As I struggled to reach up to his halter at over 7 feet, he lowered his head as he had done hundreds of times before. I then secured the buckle after adjusting the strap across his neatly trimmed bridle path. A slight tug with his lead rope and a voice command to walk, we now headed for the north pasture. I had decided some time ago that a rendering plant was not going to take Sox. I would simply put him to rest on the property. Not far now was a freshly excavated hole big enough for his 2300 pounds. As we approached “Doc” waited patiently there with an injection that would end his life I wondered if he sensed what was to happen.

But, it was time.

I’m convinced that when I bring hogs, lambs or steers to get processed that they can sense death. I think they can smell blood perhaps even death as an eerie sense of quiet fills the stock trailer of critters as I back to the pens for weight and processing. Again I thought what is Sox thinking? Does he know? I wondered. I stroked him gently and whispered “Goodbye Buddy” as we stood next to the hole. As I slipped his halter off his nose I was asked by “Doc” if I was ready. As a rancher and former rodeo cowboy I did not expect what happened next.

But, it was time.

I have witnessed horror and even death in my lifetime, but I cold not witness this. As I turned and walked away Sox, without neither coaxing, nor any voice command and now standing there without a halter or lead rope turned and followed me as if trying to tell me something. I looked to my side and watched as this magnificent animal followed me stride for stride.

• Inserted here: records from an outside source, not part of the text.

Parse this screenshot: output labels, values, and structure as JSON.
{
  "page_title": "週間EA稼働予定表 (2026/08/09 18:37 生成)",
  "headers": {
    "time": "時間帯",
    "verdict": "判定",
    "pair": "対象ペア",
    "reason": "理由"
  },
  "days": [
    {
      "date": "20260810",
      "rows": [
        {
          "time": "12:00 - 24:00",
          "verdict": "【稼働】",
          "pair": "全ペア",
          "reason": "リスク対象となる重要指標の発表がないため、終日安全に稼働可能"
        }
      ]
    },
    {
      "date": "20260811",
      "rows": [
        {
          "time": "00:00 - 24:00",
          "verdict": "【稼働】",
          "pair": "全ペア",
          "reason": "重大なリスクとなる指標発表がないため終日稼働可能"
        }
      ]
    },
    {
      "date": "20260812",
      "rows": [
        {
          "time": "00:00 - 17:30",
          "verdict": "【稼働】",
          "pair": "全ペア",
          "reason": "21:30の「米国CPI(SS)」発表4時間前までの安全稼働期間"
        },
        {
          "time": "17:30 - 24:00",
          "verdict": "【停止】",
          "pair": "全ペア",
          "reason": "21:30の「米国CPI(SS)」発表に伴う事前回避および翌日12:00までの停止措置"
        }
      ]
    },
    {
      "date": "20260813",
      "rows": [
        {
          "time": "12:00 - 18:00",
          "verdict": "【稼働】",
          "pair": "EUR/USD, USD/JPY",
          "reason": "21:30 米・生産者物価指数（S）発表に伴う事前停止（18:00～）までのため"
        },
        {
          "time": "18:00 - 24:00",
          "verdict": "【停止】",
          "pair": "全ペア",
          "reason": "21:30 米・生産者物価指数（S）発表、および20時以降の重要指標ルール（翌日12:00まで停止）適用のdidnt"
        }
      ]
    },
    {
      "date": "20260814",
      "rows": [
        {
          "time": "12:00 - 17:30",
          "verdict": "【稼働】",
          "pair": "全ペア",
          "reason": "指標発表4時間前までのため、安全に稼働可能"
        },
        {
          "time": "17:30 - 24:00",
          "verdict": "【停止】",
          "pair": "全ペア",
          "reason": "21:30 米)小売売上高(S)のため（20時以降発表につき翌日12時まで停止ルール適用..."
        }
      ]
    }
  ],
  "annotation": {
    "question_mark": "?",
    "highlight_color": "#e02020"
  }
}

The “Doc” hollered “I’ll give you two some time”. I continued to walk away form the site. Sox walked next to me with a sense of calm I have never seen before. I stopped….he stopped. I walked on…he walked on. All the time staying unusually close. As I returned to the corral I have to admit a tear came down my face as I looked at that critter. Standing next to me, again with nothing on his face he patiently waited for me to open the gate. After considerable thought and solitude I dropped the chain from the gate post and Sox walked past me and cautiously returned to his draft horse buddies.

But, it was time.

When I returned to the north pasture alone, I could see “Doc” opening the back of the truck and putting away the required drugs to put him down. As I looked beyond the pasture to the beautiful Colorado Mountains I enjoyed a remarkable sunset filled with bright orange and pink. I gave a big sigh, one I have heard so many times before from Sox as he shows his contentment and calm when we work together.

It was time…but not this day, my friend.